If you only want to backup a small amount of really important data, then it probably makes sense. But if you want to back up things like multimedia, it seems pretty steep.

I just back up stuff from my work computer to my home computer and vice versa using rsync (the application), personally. If you have an appropriate computer elsewhere that can run rsync, you might be better served just by buying an external drive for that other computer and using it for backup. I mean, for the 50 GBs I was talking about above that's $768/yr.

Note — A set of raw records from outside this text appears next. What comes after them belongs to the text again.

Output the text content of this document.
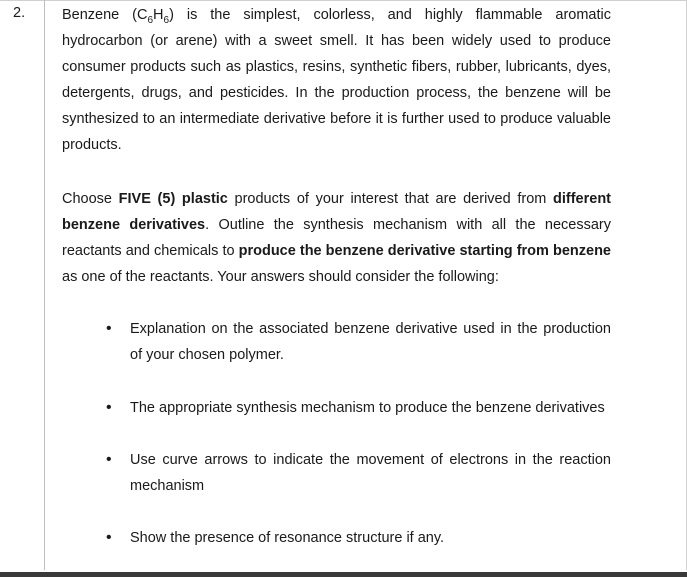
2.	Benzene $(C_6H_6)$ is the simplest, colorless, and highly flammable aromatic hydrocarbon (or arene) with a sweet smell. It has been widely used to produce consumer products such as plastics, resins, synthetic fibers, rubber, lubricants, dyes, detergents, drugs, and pesticides. In the production process, the benzene will be synthesized to an intermediate derivative before it is further used to produce valuable products.
Choose FIVE (5) plastic products of your interest that are derived from different benzene derivatives. Outline the synthesis mechanism with all the necessary reactants and chemicals to produce the benzene derivative starting from benzene as one of the reactants. Your answers should consider the following:
• Explanation on the associated benzene derivative used in the production of your chosen polymer.
• The appropriate synthesis mechanism to produce the benzene derivatives
• Use curve arrows to indicate the movement of electrons in the reaction mechanism
• Show the presence of resonance structure if any.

Presuming you can find a location to put a computer and reasonably priced bandwidth (e.g. cheap DSL), you could use the same money to buy a cheap computer and pay for the bandwidth.

For that matter, why not just get an account with various web hosting firms that allow shell access? I'm sure that at least some must support rsync (the application). Does this service just offer some incredible tools?

I'm not saying it's not worthwhile. If you have the money and not the time (or access to necessary resources) then this rsync.net might be the right thing. I was just surprised by the cost.

On Fri, 9 Feb 2007, Eoin Fitzpatrick wrote:

I found this:
http://www.rsync.net/index.html

They're Open Source friendly.  I'd like some testimonial, but I think
I'm going to try them out.

Eoin

On Fri, 2007-02-09 at 11:56 -0500, Stephen Adler wrote:
Me too! I'm also interested in this service....

Eoin Fitzpatrick wrote:
Hello all -

I wonder if anyone here uses an online backup service (like iBackup or
Iron Mountain).  I like the idea of remote backup from anywhere, but (as
usual) nobody supports linux.

I'm a big fan of rdiff-backup - anyone set this up for offsite backup?